Publié le par UniqueMan

Après un été morne faisandé par des blockbusters fadasses, il était temps que l’Étrange Festival revienne une dix-septième fois pour nous proposer un cinéma différent, qui ose et qui sort des sentiers battus… Un cinéma qui semble disparaître des salles obscures pour des raisons de frilosité de la part des distributeurs ! Achetez vous des pulls nom de dieu ! Oui, cette accusation est totalement gratuite car les rouages économiques du septième art sont obscures et bien plus complexes, mais il est triste de constater que le cinéma n’est plus qu’une énorme multinationale baveuse et avide de pouvoir. Comment ça dénonce ! Bref, vous n’êtes pas forcément parisien ou vous avez juste eu uneflémingite aiguë et n’avez pas eu le loisir de vous rendre à l’Étrange Festival ? Et bien c’est con ! Heureusement nous avons arpenté pour vous les roses couloirs du Forum des Images (oui parce-que l’Étrange Festival c’est la dedans !) et en voici un petit compte rendu fugitif avec des images en couleurs vertueuses et des liens cliquables périssables !

 

Épisode n°1:  L’exorde !

02 Septembre 2011, l’Étrange Festival, dix-septième du nom s’ouvre en beauté avec une présentation truculente de Frédéric Temps (délégué général et créateur du festival) suivi de prêt par Jean-Pierre Mocky acclamé, fidèle à lui même et donc rebelle devant l’éternel qui nous livrera une fanfaronnade mythique tout en gueulant que le cinéma est en train de crever.

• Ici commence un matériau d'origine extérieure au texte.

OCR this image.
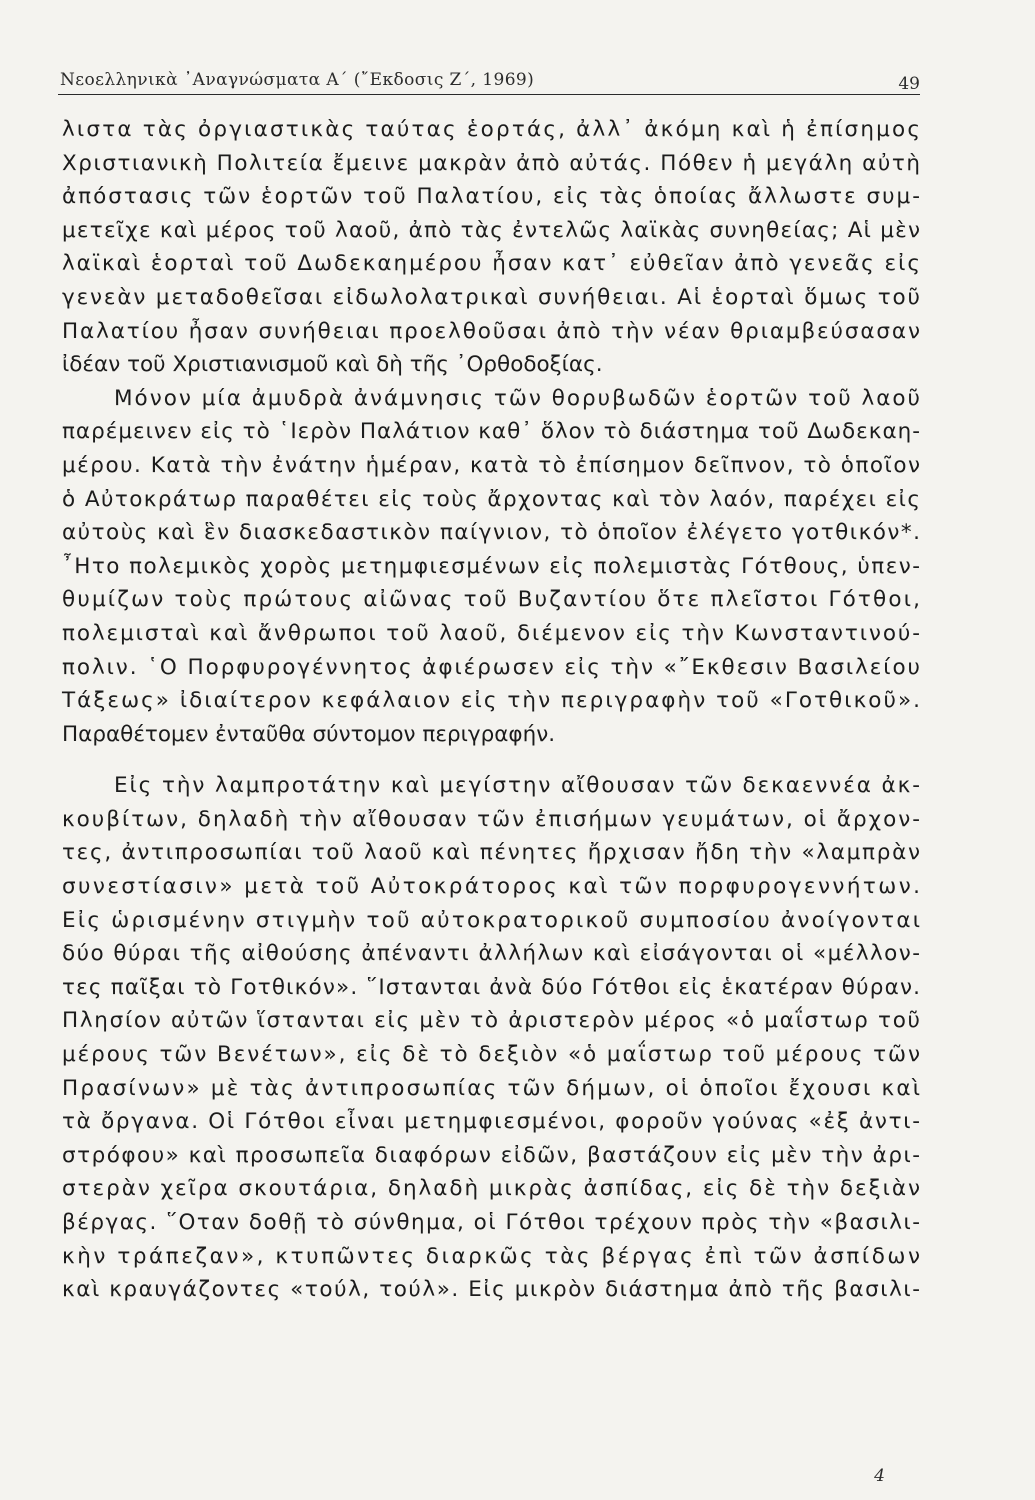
Νεοελληνικὰ ᾿Αναγνώσματα Α΄ (῎Εκδοσις Ζ΄, 1969)	49
λιστα τὰς ὀργιαστικὰς ταύτας ἑορτάς, ἀλλ᾿ ἀκόμη καὶ ἡ ἐπίσημος
Χριστιανικὴ Πολιτεία ἔμεινε μακρὰν ἀπὸ αὐτάς. Πόθεν ἡ μεγάλη αὐτὴ
ἀπόστασις τῶν ἑορτῶν τοῦ Παλατίου, εἰς τὰς ὁποίας ἄλλωστε συμ-
μετεῖχε καὶ μέρος τοῦ λαοῦ, ἀπὸ τὰς ἐντελῶς λαϊκὰς συνηθείας; Αἱ μὲν
λαϊκαὶ ἑορταὶ τοῦ Δωδεκαημέρου ἦσαν κατ᾿ εὐθεῖαν ἀπὸ γενεᾶς εἰς
γενεὰν μεταδοθεῖσαι εἰδωλολατρικαὶ συνήθειαι. Αἱ ἑορταὶ ὅμως τοῦ
Παλατίου ἦσαν συνήθειαι προελθοῦσαι ἀπὸ τὴν νέαν θριαμβεύσασαν
ἰδέαν τοῦ Χριστιανισμοῦ καὶ δὴ τῆς ᾿Ορθοδοξίας.
Μόνον μία ἀμυδρὰ ἀνάμνησις τῶν θορυβωδῶν ἑορτῶν τοῦ λαοῦ
παρέμεινεν εἰς τὸ ῾Ιερὸν Παλάτιον καθ᾿ ὅλον τὸ διάστημα τοῦ Δωδεκαη-
μέρου. Κατὰ τὴν ἐνάτην ἡμέραν, κατὰ τὸ ἐπίσημον δεῖπνον, τὸ ὁποῖον
ὁ Αὐτοκράτωρ παραθέτει εἰς τοὺς ἄρχοντας καὶ τὸν λαόν, παρέχει εἰς
αὐτοὺς καὶ ἓν διασκεδαστικὸν παίγνιον, τὸ ὁποῖον ἐλέγετο γοτθικόν*.
῏Ητο πολεμικὸς χορὸς μετημφιεσμένων εἰς πολεμιστὰς Γότθους, ὑπεν-
θυμίζων τοὺς πρώτους αἰῶνας τοῦ Βυζαντίου ὅτε πλεῖστοι Γότθοι,
πολεμισταὶ καὶ ἄνθρωποι τοῦ λαοῦ, διέμενον εἰς τὴν Κωνσταντινού-
πολιν. ῾Ο Πορφυρογέννητος ἀφιέρωσεν εἰς τὴν «῎Εκθεσιν Βασιλείου
Τάξεως» ἰδιαίτερον κεφάλαιον εἰς τὴν περιγραφὴν τοῦ «Γοτθικοῦ».
Παραθέτομεν ἐνταῦθα σύντομον περιγραφήν.
Εἰς τὴν λαμπροτάτην καὶ μεγίστην αἴθουσαν τῶν δεκαεννέα ἀκ-
κουβίτων, δηλαδὴ τὴν αἴθουσαν τῶν ἐπισήμων γευμάτων, οἱ ἄρχον-
τες, ἀντιπροσωπίαι τοῦ λαοῦ καὶ πένητες ἤρχισαν ἤδη τὴν «λαμπρὰν
συνεστίασιν» μετὰ τοῦ Αὐτοκράτορος καὶ τῶν πορφυρογεννήτων.
Εἰς ὡρισμένην στιγμὴν τοῦ αὐτοκρατορικοῦ συμποσίου ἀνοίγονται
δύο θύραι τῆς αἰθούσης ἀπέναντι ἀλλήλων καὶ εἰσάγονται οἱ «μέλλον-
τες παῖξαι τὸ Γοτθικόν». ῞Ιστανται ἀνὰ δύο Γότθοι εἰς ἑκατέραν θύραν.
Πλησίον αὐτῶν ἵστανται εἰς μὲν τὸ ἀριστερὸν μέρος «ὁ μαΐστωρ τοῦ
μέρους τῶν Βενέτων», εἰς δὲ τὸ δεξιὸν «ὁ μαΐστωρ τοῦ μέρους τῶν
Πρασίνων» μὲ τὰς ἀντιπροσωπίας τῶν δήμων, οἱ ὁποῖοι ἔχουσι καὶ
τὰ ὄργανα. Οἱ Γότθοι εἶναι μετημφιεσμένοι, φοροῦν γούνας «ἐξ ἀντι-
στρόφου» καὶ προσωπεῖα διαφόρων εἰδῶν, βαστάζουν εἰς μὲν τὴν ἀρι-
στερὰν χεῖρα σκουτάρια, δηλαδὴ μικρὰς ἀσπίδας, εἰς δὲ τὴν δεξιὰν
βέργας. ῞Οταν δοθῇ τὸ σύνθημα, οἱ Γότθοι τρέχουν πρὸς τὴν «βασιλι-
κὴν τράπεζαν», κτυπῶντες διαρκῶς τὰς βέργας ἐπὶ τῶν ἀσπίδων
καὶ κραυγάζοντες «τούλ, τούλ». Εἰς μικρὸν διάστημα ἀπὸ τῆς βασιλι-
4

Le plus important de la soirée est bien évidement le film, une belle avant première avec The Divide de Xavier Gens (Frontière(s), Hitman) qui scotchera le public par la force d’un huit-clos suffocant et d’une mise en scène d’une efficacité redoutable ! Même si certains effets spéciaux sont un peu « too much » cela ne dessert jamais le récit. Après un bordélique mais créatif premier film (Frontière(s)) et une expérience américaine que l’on passera sous silence, Xavier Gens nous prouve ici qu’il est l’un des réalisateurs de « film de genre » en France sur qui il faudra sans doute compter. Personnellement, je suis convaincu et conquit par The Divide et j’espère qu’il aura une distribution digne de ce nom.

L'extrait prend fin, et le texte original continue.